Slow healing of wounds: High blood sugar levels lower the immunity of the body which results in cuts and wounds taking unnaturally long to heal.

Unexplained weight loss: Barring the couple of kilos here and there that increase or decrease, body weight in adults is supposed to stay stable. Which is why any drastic weight loss (i.e. over 5% of your body weight) that is unintentional, should trigger alarms of an underlying ailment.

Fatigue or extreme tiredness: The type of weariness that doesn’t wear off even after adequate hours of rest.

Genital itchiness: Unless caused by skin irritations or allergen, in which case they reduce quickly, genital itchiness can be a sign of a more serious ailment like diabetes.

There are also some symptoms that are gender specific, for example:

In men

  • Reduced strength from loss of muscle mass
  • Thrush around the genitals
  • Itching of or around the penis
  • Erectile dysfunction

In women

  • Thrush and yeast infections
  • Itching around the vagina
  • Female sexual dysfunction

Before diabetes hits:

There are two stages where if detected, diabetes can be brought to control more easily:

Pre-diabetes: It means that the cells in your body are becoming resistant to insulin or your pancreas is not producing as much insulin as required. Your blood glucose levels are higher than normal, but not high enough to be called diabetes. It is a warning of a future development of diabetes but is also your chance of preventing development of Type 2 diabetes through proper diet and exercise.

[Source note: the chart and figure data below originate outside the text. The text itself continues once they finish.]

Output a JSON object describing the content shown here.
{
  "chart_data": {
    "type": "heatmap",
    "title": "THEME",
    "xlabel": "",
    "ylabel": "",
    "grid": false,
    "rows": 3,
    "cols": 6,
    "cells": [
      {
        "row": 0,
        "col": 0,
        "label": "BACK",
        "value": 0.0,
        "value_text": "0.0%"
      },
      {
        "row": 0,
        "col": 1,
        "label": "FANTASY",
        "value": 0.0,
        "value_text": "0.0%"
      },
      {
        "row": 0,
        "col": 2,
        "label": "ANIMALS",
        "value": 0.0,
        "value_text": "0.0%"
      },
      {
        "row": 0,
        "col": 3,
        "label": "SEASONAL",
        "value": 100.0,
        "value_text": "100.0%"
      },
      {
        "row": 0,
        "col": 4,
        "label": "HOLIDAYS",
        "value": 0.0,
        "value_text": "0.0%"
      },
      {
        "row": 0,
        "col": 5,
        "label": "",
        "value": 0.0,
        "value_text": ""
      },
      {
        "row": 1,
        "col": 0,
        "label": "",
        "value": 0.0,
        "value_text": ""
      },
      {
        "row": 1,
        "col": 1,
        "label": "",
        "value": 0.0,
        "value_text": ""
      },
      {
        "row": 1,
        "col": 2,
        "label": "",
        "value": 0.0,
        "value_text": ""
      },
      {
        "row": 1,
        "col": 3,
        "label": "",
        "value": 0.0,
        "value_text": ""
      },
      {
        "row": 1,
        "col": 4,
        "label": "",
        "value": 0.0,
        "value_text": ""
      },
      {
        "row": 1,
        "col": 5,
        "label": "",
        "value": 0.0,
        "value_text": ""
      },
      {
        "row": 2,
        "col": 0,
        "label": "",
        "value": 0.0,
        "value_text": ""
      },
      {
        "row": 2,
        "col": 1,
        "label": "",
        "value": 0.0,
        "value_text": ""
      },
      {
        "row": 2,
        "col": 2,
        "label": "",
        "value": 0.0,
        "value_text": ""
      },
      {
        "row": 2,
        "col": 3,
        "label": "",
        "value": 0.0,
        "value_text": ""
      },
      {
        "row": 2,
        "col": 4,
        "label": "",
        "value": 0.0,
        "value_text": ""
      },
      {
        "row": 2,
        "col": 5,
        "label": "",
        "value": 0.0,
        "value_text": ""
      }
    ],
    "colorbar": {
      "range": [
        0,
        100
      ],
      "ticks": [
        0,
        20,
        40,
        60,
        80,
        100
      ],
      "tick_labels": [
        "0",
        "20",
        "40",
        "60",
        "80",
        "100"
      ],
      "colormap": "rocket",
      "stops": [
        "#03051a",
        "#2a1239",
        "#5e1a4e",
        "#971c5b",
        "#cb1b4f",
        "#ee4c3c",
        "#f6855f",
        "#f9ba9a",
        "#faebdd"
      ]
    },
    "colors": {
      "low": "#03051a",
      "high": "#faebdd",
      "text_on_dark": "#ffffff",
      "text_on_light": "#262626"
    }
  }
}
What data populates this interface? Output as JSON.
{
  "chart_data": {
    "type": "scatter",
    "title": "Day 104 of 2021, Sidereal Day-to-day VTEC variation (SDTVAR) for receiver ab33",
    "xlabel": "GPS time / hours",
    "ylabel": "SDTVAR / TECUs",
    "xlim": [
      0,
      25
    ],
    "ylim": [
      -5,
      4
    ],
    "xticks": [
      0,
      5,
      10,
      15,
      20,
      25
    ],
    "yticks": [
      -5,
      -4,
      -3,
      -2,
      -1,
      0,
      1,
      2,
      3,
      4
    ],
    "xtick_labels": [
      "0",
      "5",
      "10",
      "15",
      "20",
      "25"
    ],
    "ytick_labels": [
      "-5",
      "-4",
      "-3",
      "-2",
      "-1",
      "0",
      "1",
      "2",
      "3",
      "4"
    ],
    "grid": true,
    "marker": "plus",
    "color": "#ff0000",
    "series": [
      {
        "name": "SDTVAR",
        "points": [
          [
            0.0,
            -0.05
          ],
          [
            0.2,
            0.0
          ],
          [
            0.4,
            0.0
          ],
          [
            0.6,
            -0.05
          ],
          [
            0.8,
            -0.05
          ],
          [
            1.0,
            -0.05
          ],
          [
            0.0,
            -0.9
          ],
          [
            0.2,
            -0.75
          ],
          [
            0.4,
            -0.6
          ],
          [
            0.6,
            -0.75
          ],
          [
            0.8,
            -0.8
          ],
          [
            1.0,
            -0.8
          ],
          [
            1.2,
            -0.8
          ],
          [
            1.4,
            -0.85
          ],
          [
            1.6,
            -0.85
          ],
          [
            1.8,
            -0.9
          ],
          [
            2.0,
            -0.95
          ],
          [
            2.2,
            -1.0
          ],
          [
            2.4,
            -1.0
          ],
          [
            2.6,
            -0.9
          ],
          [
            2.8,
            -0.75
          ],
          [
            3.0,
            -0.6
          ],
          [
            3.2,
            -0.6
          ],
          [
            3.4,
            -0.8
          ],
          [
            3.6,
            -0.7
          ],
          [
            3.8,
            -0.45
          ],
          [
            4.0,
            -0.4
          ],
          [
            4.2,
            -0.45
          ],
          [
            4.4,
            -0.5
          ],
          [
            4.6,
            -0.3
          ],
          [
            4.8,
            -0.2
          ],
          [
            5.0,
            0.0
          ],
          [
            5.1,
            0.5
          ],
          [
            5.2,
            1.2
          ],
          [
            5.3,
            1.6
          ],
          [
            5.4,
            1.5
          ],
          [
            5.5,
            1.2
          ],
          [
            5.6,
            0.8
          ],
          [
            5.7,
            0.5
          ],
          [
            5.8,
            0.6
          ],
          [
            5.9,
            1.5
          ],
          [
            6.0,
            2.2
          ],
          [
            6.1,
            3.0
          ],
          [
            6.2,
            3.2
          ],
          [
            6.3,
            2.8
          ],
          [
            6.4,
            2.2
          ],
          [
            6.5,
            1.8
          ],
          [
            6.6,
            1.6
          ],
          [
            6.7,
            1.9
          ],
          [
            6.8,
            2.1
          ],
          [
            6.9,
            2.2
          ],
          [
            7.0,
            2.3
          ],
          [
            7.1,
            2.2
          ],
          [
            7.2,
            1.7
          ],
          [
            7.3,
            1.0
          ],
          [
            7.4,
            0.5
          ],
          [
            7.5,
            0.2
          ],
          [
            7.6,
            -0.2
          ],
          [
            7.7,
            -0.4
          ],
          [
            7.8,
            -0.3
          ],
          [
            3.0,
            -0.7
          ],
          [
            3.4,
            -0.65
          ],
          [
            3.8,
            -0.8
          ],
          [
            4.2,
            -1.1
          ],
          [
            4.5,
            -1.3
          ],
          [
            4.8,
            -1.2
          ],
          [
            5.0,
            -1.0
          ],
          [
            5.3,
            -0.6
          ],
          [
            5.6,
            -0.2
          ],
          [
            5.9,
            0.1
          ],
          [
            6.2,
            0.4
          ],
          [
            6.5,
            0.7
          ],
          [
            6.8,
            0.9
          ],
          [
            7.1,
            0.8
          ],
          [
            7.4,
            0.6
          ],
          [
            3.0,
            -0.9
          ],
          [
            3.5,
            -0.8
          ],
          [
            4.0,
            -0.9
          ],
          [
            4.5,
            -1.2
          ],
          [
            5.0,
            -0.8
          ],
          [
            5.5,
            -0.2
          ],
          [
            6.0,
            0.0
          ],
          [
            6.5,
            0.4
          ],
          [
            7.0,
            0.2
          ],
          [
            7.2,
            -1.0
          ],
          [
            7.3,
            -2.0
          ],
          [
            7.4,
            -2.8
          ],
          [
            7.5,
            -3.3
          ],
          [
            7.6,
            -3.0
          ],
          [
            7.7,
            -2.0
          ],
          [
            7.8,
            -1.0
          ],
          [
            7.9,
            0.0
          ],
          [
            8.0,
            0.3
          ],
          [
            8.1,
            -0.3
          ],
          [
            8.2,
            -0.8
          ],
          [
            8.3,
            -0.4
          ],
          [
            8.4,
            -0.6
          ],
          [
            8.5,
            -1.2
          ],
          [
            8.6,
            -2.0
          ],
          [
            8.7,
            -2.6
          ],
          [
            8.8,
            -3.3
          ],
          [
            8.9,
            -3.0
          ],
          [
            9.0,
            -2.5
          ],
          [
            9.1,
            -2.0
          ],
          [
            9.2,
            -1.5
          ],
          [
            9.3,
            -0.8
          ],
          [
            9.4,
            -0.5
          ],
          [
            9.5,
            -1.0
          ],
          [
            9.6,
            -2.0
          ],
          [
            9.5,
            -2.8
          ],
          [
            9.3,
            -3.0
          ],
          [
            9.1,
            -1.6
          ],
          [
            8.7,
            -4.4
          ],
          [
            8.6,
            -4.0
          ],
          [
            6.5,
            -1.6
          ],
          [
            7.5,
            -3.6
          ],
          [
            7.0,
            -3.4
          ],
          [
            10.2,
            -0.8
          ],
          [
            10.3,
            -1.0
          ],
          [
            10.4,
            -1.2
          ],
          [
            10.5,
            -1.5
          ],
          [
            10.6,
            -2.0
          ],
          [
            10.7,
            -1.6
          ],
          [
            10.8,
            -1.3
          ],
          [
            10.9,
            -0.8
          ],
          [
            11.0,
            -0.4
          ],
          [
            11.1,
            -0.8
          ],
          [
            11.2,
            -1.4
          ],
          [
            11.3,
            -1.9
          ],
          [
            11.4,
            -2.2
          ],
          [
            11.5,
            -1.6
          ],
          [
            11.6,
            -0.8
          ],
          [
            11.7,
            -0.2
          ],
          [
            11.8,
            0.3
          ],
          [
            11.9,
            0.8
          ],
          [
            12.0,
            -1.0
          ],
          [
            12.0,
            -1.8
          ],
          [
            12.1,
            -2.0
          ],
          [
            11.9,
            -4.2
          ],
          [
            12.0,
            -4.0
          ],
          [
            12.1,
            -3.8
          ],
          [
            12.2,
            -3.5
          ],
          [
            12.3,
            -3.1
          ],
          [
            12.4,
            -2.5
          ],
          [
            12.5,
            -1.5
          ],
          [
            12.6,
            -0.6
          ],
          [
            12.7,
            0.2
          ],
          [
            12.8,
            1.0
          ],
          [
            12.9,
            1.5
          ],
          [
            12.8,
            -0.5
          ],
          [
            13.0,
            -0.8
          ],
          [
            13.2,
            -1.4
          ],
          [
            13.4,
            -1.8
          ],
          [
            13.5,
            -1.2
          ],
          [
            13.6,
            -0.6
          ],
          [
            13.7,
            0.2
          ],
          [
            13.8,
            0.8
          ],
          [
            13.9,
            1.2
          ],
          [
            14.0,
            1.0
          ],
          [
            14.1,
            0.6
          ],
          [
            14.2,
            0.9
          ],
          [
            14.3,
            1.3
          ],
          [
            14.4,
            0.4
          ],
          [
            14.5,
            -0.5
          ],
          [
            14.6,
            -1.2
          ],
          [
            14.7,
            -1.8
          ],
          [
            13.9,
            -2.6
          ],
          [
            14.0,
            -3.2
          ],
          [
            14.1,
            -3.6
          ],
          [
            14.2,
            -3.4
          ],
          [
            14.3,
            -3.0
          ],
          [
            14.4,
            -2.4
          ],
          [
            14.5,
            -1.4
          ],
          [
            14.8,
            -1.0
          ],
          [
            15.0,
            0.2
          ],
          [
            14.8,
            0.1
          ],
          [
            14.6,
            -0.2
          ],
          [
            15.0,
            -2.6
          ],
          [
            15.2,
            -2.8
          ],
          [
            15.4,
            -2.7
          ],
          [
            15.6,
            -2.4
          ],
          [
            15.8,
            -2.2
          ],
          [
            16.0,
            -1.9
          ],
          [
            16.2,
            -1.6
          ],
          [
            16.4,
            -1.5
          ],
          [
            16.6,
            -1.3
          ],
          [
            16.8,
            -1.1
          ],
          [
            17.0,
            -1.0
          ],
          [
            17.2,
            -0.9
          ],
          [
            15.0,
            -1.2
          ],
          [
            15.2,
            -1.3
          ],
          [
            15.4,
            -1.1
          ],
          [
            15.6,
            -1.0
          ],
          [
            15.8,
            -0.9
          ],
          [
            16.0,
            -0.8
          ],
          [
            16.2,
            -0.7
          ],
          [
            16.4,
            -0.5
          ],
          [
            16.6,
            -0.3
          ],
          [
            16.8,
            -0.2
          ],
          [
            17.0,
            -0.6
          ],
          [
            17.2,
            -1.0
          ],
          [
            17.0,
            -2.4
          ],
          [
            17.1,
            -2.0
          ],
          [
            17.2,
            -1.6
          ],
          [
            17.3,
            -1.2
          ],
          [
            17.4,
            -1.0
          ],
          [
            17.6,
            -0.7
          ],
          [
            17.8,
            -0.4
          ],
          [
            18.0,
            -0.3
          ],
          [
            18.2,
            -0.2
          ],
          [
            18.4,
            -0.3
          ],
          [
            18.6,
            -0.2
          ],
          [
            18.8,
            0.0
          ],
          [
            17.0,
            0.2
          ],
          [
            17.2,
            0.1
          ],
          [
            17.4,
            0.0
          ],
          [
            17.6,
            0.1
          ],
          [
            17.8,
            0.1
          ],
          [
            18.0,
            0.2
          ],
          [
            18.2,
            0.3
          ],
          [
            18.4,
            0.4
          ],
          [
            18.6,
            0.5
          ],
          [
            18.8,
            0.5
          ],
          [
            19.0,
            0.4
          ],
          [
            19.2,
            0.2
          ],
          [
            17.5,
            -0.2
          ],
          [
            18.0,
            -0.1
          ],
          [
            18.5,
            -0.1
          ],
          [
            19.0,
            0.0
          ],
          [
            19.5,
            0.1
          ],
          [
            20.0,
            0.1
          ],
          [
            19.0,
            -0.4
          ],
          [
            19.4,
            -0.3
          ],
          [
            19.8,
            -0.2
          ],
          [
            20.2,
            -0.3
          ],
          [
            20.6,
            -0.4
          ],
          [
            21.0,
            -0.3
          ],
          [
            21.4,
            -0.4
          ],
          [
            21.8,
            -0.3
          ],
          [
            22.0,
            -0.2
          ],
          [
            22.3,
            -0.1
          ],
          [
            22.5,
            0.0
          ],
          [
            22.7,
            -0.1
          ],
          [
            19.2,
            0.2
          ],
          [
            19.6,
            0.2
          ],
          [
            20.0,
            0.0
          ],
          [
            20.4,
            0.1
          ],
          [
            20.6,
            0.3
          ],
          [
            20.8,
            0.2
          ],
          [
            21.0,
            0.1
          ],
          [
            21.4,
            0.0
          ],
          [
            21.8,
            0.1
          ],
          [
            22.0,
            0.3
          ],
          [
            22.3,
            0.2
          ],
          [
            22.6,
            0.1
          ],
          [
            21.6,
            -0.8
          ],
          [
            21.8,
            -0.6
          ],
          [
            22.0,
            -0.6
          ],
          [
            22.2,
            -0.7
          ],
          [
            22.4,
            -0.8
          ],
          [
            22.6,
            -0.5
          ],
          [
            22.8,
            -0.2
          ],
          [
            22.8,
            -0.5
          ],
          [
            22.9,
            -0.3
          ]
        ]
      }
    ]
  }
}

Gestational diabetes: A form of diabetes that occurs during pregnancy, has the same symptoms as for other forms of diabetes. Sometimes the symptoms may not be noticeable, which is why women are tested for gestational diabetes between weeks 24 and 28 of their pregnancy. Gestational diabetes develops in about 3 to 5% of all pregnancies. It usually appears during the second trimester and disappears after the birth of the baby. If not controlled, complications can affect both the mother and the baby. GD also increases the risk of developing it again during future pregnancies and that of of Type 2 diabetes later in life.

Preventive measures against diabetes:

Reduce the intake of refined carbs like refined flour, white sugar, etc. and include more complex carbs like whole grains in your diet that take longer to digest, releasing slow but continuous energy for a long duration.

Get enough physical exercise in a day, either in the form of walking or running for a short while or playing a sport or a recreational activity involving physical movement. Just don’t sit stagnant for hours!

Get quality rest. Sleep for a good 6-8 hours and make sure it is deep sleep.

Keep stress out of your life. When in stress, the body releases a stress hormone called ‘cortisol’, which is antagonistic to insulin activity. The stress hormones make your blood sugar go up.

Have meals on time. Sure, work and business makes us put timely meals on a backseat, but at least starting the day with a hearty breakfast and ending it with a light, early dinner ensures that most of the damage has been controlled.

However, once diagnosed with diabetes, professional scrutiny and medication should be sought immediately to keep a check on further development.